I don't generally gravitate towards western set historical romances. Cowboys do not make my little heart go pit-a-pat. But every now and again, I dip back into the sub-genre to see if things have changed for me at all. Unfortunately, the answer, as of this reading, is still no.
Tanzy escaped from her Kentucky mountain home after her whole family died feuding with neighbors. Once she was left defenseless, her uncle planned to marry her off to her horrible cousin. Instead she fled to St. Louis where the only work she could find was in a gambling hall, not the place for a respectable girl. And so on the advice of another girl, she becomes a mail order bride, traveling out to Colorado Territory to marry Russ Tibbolt. Her first sight of him is when he defends the stagecoach against bandits and she feels a frisson of something for him even then. So it is a shock to her to hear that he is persona non-grata in the small western town.
In his youth, he was convicted of murdering the town leader's younger brother and although the conviction was a set-up, he did his time and has come back to Boulder Gap to resume his life. Too bad the townsfolk, led by Stocker Pullet, won't let him, continuing to believe Stocker's assertion that Russ is a liar and a murderer. No matter what Tanzy thinks about the man she somehow knows is decent, she refuses to be caught up in another feud so she isn't willing to marry him. Staying in town and starting to work as the local teacher, she comes to see the best in Russ and in a young boy, Tardy, whose aunt continually degrades and demeans him. When Tanzy's background is called into question and she loses the teaching job, she ends up out on Russ's ranch where she falls farther and farther in love with him and determines to clear his name somehow.

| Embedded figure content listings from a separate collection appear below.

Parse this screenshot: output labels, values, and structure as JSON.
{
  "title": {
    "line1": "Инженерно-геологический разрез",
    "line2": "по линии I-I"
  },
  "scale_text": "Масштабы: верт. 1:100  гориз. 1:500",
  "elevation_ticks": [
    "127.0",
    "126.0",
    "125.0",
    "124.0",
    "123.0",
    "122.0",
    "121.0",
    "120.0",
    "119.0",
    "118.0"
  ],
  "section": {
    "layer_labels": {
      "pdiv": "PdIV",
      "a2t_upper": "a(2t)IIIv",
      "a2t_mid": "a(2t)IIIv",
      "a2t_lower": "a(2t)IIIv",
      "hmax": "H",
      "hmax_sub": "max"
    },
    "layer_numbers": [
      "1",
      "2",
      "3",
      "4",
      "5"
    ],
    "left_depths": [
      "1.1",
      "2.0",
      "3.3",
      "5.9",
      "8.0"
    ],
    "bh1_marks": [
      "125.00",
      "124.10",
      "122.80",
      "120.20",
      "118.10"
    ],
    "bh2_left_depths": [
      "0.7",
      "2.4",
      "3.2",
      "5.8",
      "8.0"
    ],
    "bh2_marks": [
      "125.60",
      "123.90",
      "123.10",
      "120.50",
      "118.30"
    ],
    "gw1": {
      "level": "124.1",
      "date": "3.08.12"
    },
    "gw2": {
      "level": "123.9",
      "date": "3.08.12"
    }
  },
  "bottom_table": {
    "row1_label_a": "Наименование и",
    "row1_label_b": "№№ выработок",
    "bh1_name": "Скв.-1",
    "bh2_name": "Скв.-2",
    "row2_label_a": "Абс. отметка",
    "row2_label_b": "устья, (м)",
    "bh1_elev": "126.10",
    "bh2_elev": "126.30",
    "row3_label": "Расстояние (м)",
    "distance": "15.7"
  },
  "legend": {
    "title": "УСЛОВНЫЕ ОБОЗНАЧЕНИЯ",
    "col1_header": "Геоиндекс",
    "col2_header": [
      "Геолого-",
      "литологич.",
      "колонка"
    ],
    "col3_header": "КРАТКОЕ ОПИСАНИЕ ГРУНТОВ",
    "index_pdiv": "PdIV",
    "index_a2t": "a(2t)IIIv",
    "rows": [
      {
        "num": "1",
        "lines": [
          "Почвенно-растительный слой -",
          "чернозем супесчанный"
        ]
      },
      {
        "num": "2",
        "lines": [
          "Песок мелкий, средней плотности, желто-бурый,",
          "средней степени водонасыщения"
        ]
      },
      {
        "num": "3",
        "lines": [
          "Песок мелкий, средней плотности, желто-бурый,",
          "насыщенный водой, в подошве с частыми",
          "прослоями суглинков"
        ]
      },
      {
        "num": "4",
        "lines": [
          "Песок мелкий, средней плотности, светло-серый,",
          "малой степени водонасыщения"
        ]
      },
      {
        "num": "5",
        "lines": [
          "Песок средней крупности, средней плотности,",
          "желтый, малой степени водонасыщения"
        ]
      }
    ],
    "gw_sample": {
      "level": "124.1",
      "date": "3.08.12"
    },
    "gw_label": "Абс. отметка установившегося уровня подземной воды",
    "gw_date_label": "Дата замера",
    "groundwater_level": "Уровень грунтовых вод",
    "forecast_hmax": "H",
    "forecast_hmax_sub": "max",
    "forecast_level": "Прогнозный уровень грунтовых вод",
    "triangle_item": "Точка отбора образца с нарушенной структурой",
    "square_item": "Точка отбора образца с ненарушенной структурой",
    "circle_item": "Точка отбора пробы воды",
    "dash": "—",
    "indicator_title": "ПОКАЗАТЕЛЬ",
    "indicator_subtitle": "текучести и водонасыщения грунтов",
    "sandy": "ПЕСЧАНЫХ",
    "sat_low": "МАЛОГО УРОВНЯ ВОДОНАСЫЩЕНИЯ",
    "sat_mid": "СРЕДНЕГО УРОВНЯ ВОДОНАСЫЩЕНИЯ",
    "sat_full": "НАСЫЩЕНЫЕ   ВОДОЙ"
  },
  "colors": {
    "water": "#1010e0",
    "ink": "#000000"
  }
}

While the plot is intriguing, there's a lot of wishy-washy bits where we hear Tanzy and Russ disagree about the nature of the "feud" and whether or not it should be an impediment to their marriage. Add to that Russ's ingrained distrust of women and lack of respect for their opinions and you have a recipe for disaster. Even worse, Tanzy seems to finally understand that it's not a feud but almost immediately does an about face and becomes stupid over the subject again and Russ realizes that Tanzy is an honorable adn trustworthy woman but then turns right around and completely discounts her opinion again. Argh! Both she and Russ are fairly sympathetic characters but there wasn't much of a spark to speak of between the two of them. They'd have done better to partner in opening a home for wayward boys. OK, not really, but this felt entirely too long and drawn out, especially since it was not only clear who was framing Russ for cattle rustling but also how right from the beginning (and this was not carelessness on the author's part as he tells the reader). And so there was no suspense to speak of, lackluster sexual tension, and ubiquitous misunderstandings between characters here. I might have been more forgiving if this had occurred in a romance set in a time and place for which I have more fondness, but perhaps not. As I understand it, fans of western romances really love Greenwood though I did not.